Hohe Kosten für den Kreis

„Es ist gesetzlich geregelt, dass sichergestellte Tiere verkauft oder versteigert werden können, wenn beispielsweise hohe Kosten durch ihre Verwahrung entstanden sind. Da die beiden Hunde mehrere Wochen in Quarantäne gehalten und tierärztlich versorgt werden mussten, sind hohe Kosten für den Landkreis Peine entstanden“, so der Kreissprecher. „Da der zu erwartende Erlös einer Versteigerung nicht kostendeckend gewesen wäre, sollen die Tiere freihändig verkauft werden. Kann ein Tier, wie im Fall von Bertha, nicht in einer angemessenen Zeit veräußert werden, kann es einem Tierheim übereignet werden.“

Wer sich für die Hündin „Rose“ interessiert: Fragen beantwortet das Veterinäramt des Landkreises Peine unter der Telefonnummer 05171/4016007 oder per E-Mail an lebensmittel.tiere@landkreis-peine.de.

Tierheim verwundert über Vorgehen

Innerhalb von nur wenigen Wochen bietet der Landkreis Peine zwei von der Verwaltung sichergestellte Hunde zum Verkauf an – Klaus Krüger, stellvertretender Vorsitzender des Tierheims Peine, wundert sich über dieses Vorgehen. „Normalerweise läuft es so: Bei einem gefundenen Tier wird das Ordnungsamt eingeschaltet – dieses ist dann dafür zuständig, das Tier unterzubringen“, so Krüger.

Auf der Grundlage eines Vertrags zwischen dem Peiner Tierschutzverein und den Kommunen würde das Tier ins Peiner Tierheim gebracht werden. „Wir würden es dann versorgen und weitervermitteln“, erläutert Krüger das weitere Vorgehen.

„Das haben wir so noch nie erlebt“

Warum jetzt aber der Landkreis Peine sich um den Verkauf der beiden Hunde kümmert, erschließe sich ihm nicht. „Das haben wir so noch nie erlebt“, wundert er sich. „Fundtiere kommen nur dann nicht in unser Tierheim, wenn sie beispielsweise unter Tollwutverdacht stehen.
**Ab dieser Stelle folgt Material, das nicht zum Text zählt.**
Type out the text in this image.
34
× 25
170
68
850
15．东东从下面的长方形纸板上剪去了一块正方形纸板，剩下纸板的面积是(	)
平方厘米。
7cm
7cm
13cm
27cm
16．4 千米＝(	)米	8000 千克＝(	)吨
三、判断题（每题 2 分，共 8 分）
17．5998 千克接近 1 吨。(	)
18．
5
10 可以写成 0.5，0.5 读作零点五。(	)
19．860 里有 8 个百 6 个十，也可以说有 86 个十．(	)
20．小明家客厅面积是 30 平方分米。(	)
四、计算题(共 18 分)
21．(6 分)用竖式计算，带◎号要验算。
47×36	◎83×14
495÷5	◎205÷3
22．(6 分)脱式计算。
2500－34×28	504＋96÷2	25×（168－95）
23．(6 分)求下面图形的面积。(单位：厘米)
Einerseits haben wir nicht die Möglichkeit, eine Quarantäne einzurichten, andererseits fehlen unseren Mitarbeitern entsprechende Impfungen, so dass das Risiko einer Infektion zu hoch wäre“, sagt Krüger.

Quarantäne in Peine nicht möglich

Und genau das seien in den Fällen der Hunde „Bertha“ und „Rose“ auch die Gründe, warum der Landkreis so gehandelt habe, wie er gehandelt hat, sagte Kreissprecher Fabian Laaß auf PAZ-Anfrage. „Beide Hunde mussten wegen der Tollwut-Thematik mehrere Wochen in Quarantäne gehalten werden – und das ist leider in Peine nicht möglich gewesen“, so Laaß.
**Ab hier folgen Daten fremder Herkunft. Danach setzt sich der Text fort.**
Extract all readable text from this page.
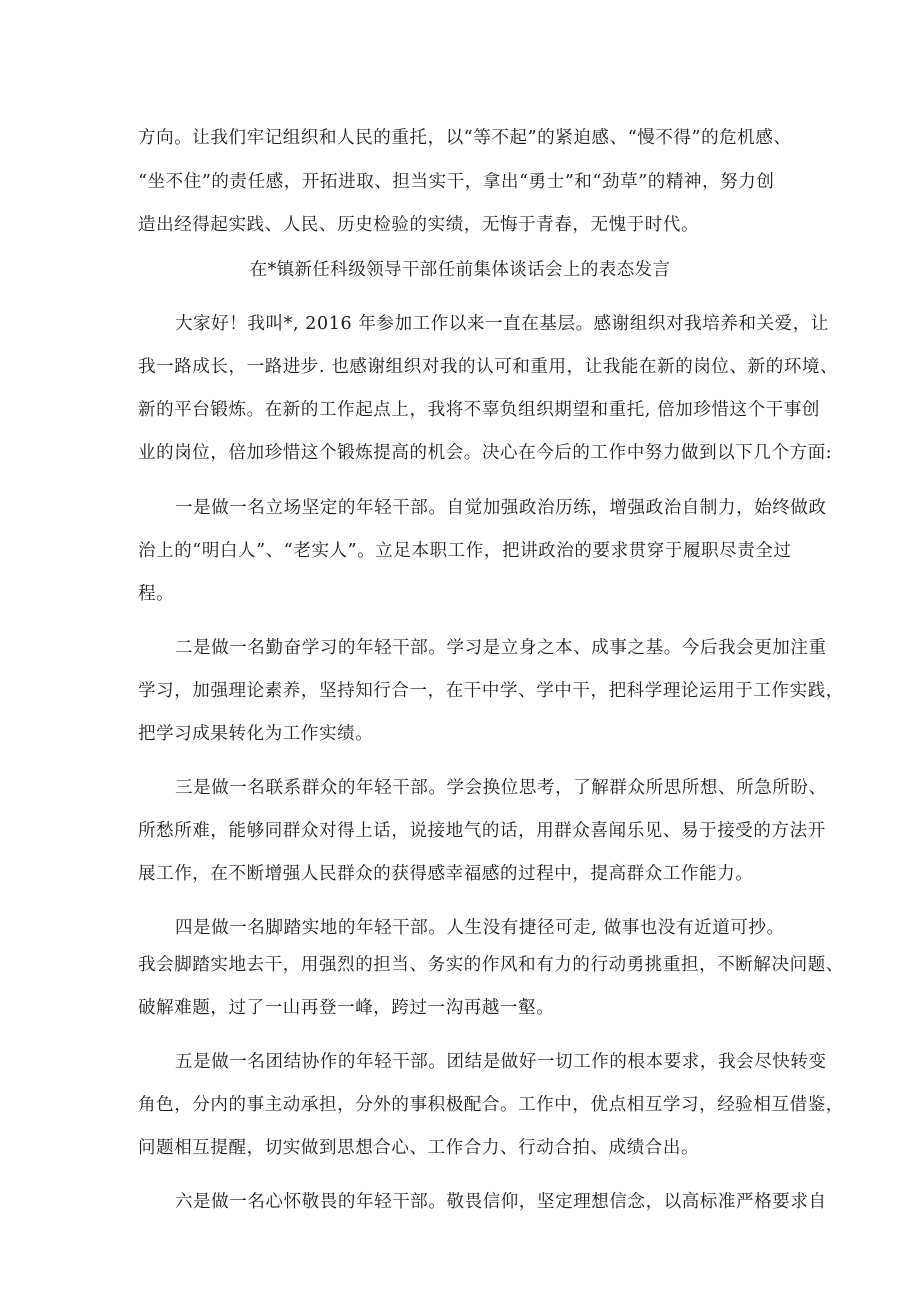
方向。让我们牢记组织和人民的重托，以“等不起”的紧迫感、“慢不得”的危机感、
“坐不住”的责任感，开拓进取、担当实干，拿出“勇士”和“劲草”的精神，努力创
造出经得起实践、人民、历史检验的实绩，无悔于青春，无愧于时代。
在*镇新任科级领导干部任前集体谈话会上的表态发言
大家好！我叫*, 2016 年参加工作以来一直在基层。感谢组织对我培养和关爱，让
我一路成长，一路进步. 也感谢组织对我的认可和重用，让我能在新的岗位、新的环境、
新的平台锻炼。在新的工作起点上，我将不辜负组织期望和重托, 倍加珍惜这个干事创
业的岗位，倍加珍惜这个锻炼提高的机会。决心在今后的工作中努力做到以下几个方面:
一是做一名立场坚定的年轻干部。自觉加强政治历练，增强政治自制力，始终做政
治上的“明白人”、“老实人”。立足本职工作，把讲政治的要求贯穿于履职尽责全过
程。
二是做一名勤奋学习的年轻干部。学习是立身之本、成事之基。今后我会更加注重
学习，加强理论素养，坚持知行合一，在干中学、学中干，把科学理论运用于工作实践，
把学习成果转化为工作实绩。
三是做一名联系群众的年轻干部。学会换位思考，了解群众所思所想、所急所盼、
所愁所难，能够同群众对得上话，说接地气的话，用群众喜闻乐见、易于接受的方法开
展工作，在不断增强人民群众的获得感幸福感的过程中，提高群众工作能力。
四是做一名脚踏实地的年轻干部。人生没有捷径可走, 做事也没有近道可抄。
我会脚踏实地去干，用强烈的担当、务实的作风和有力的行动勇挑重担，不断解决问题、
破解难题，过了一山再登一峰，跨过一沟再越一壑。
五是做一名团结协作的年轻干部。团结是做好一切工作的根本要求，我会尽快转变
角色，分内的事主动承担，分外的事积极配合。工作中，优点相互学习，经验相互借鉴，
问题相互提醒，切实做到思想合心、工作合力、行动合拍、成绩合出。
六是做一名心怀敬畏的年轻干部。敬畏信仰，坚定理想信念，以高标准严格要求自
Würden bei den Hunden bestimmte gesetzliche Bestimmungen fehlen (Chip, ausreichender Impfschutz gegen Tollwut, Heimtierausweis und oder amtstierärztliches Gesundheitszeugnis), müssen die Tiere in der Regel in amtliche Quarantäne genommen werden, die je nach Herkunftsland Wochen oder Monate lang dauern könne. Gerade bei Hunden gebe es dabei einen stetig steigenden Handel mit illegalen Welpen – vor allem über das Internet. Die Tiere würden oft in Osteuropa unter häufig unzureichenden Haltungsbedingungen vermehrt und dann gewinnbringend in Deutschland verkauft. Der Aufenthalt in einer Quarantänestation sei bei solchen Tieren dann obligatorisch, um Menschen und Tiere vor möglichen eingeschleppten Krankheiten zu schützen.

„Im vergangenen Jahr wurden im Landkreis Peine bei zwei illegalen Hundeimporten fünf Tiere sichergestellt und in Quarantäne genommen. Im laufenden Jahr waren es bei zwei Importen zwei Hunde“, so der Kreissprecher weiter.

Wie viele Hunde davon dann vom Landkreis verkauft wurden – darüber sei in der Vergangenheit keine Statistik geführt worden. „Schätzungen des Veterinäramtes zufolge wurden in den vergangenen sieben Jahren ungefähr zehn Hunde verkauft beziehungsweise gemeinnützigen Zwecken wie etwa einem Tierheim zugeführt“, erklärt der Kreissprecher abschließend.